The film’s overall perspective was heavily influenced by American culture and it seemed that the Westerner had a biased view of the story. The first is the Americanization of Representative Omura. He is shown to be a villain because he wears a belt, smokes and behaves like a capitalist. In addition, during the Satsuma revolution and the period the movie is set, the United States did not have a high status as a global power. After its emergence, the US spent considerable time harvesting and exploitation resources such as cotton all over the world. This film takes place in a time where America was not able to send troops into Japan or engage in any type of conflict. Tomomi Katsuta commented in the Mainichi Shinbun Newspaper that the film was not an accurate portrayal of the history of the Samurai. Instead, it was a story about a more ‘Americanized.’

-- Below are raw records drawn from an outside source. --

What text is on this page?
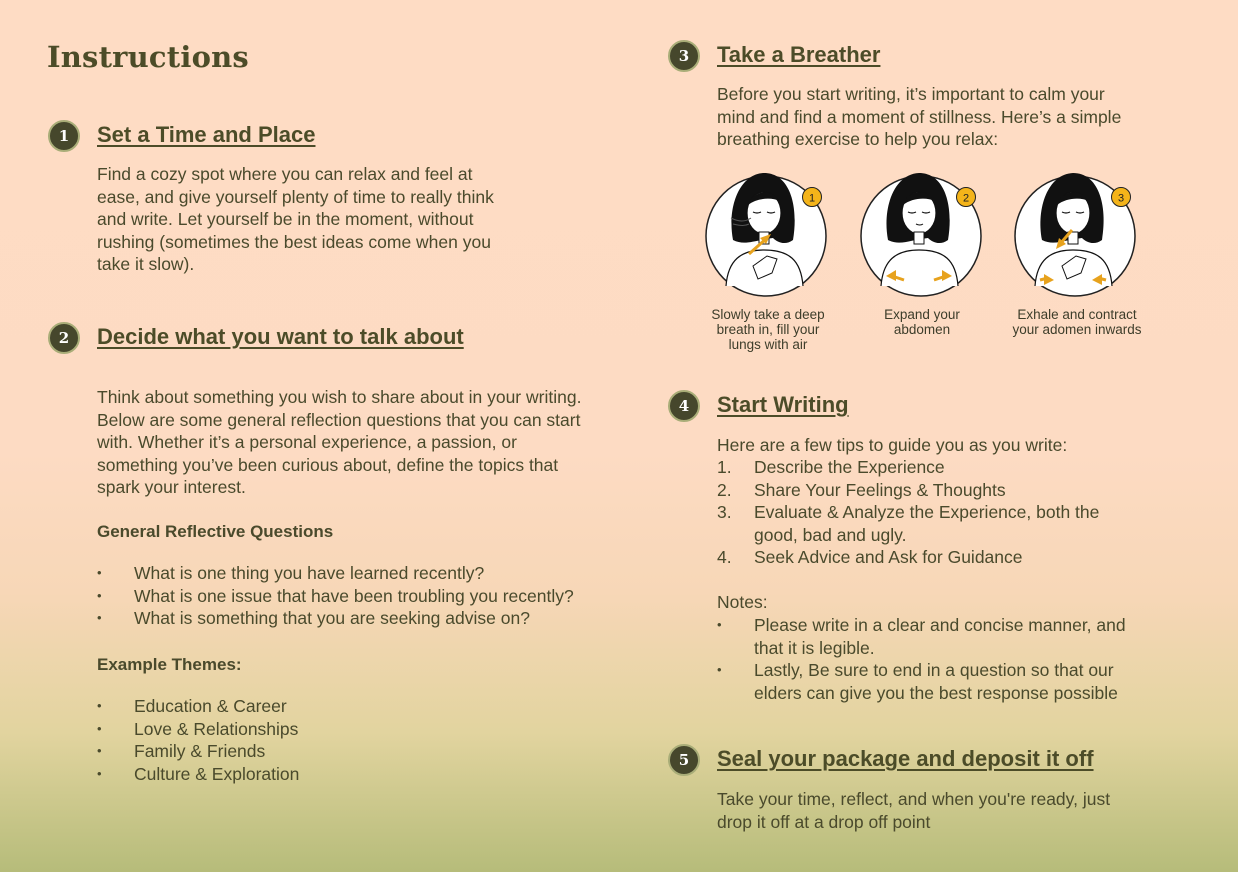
Instructions
1	Set a Time and Place

Find a cozy spot where you can relax and feel at ease, and give yourself plenty of time to really think and write. Let yourself be in the moment, without rushing (sometimes the best ideas come when you take it slow).

2	Decide what you want to talk about

Think about something you wish to share about in your writing. Below are some general reflection questions that you can start with. Whether it’s a personal experience, a passion, or something you’ve been curious about, define the topics that spark your interest.

General Reflective Questions
• What is one thing you have learned recently?
• What is one issue that have been troubling you recently?
• What is something that you are seeking advise on?
Example Themes:
• Education & Career
• Love & Relationships
• Family & Friends
• Culture & Exploration
3	Take a Breather

Before you start writing, it’s important to calm your mind and find a moment of stillness. Here’s a simple breathing exercise to help you relax:

1
Slowly take a deep breath in, fill your lungs with air
2
Expand your abdomen
3
Exhale and contract your adomen inwards
4	Start Writing

Here are a few tips to guide you as you write:

1. Describe the Experience
2. Share Your Feelings & Thoughts
3. Evaluate & Analyze the Experience, both the good, bad and ugly.
4. Seek Advice and Ask for Guidance

Notes:

• Please write in a clear and concise manner, and that it is legible.
• Lastly, Be sure to end in a question so that our elders can give you the best response possible
5	Seal your package and deposit it off

Take your time, reflect, and when you're ready, just drop it off at a drop off point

The Last Samurai tells an inaccurate story about this battle from the perspective of a westernized American. Even if the film was not intended to be a direct account of the events, this distortion can still be a problem. This is because it should be treated with respect, especially for those who were directly affected.


  • benjaminchambers

    Benjamin Chambers is an educator and blogger who focuses on using technology in the classroom. He has written for sites like The Huffington Post and The EdTech Digest, and has been featured in outlets like Forbes and The New York Times. Chambers' work has helped him to develop a following of educators and students who appreciate his down-to-earth approach to learning technology.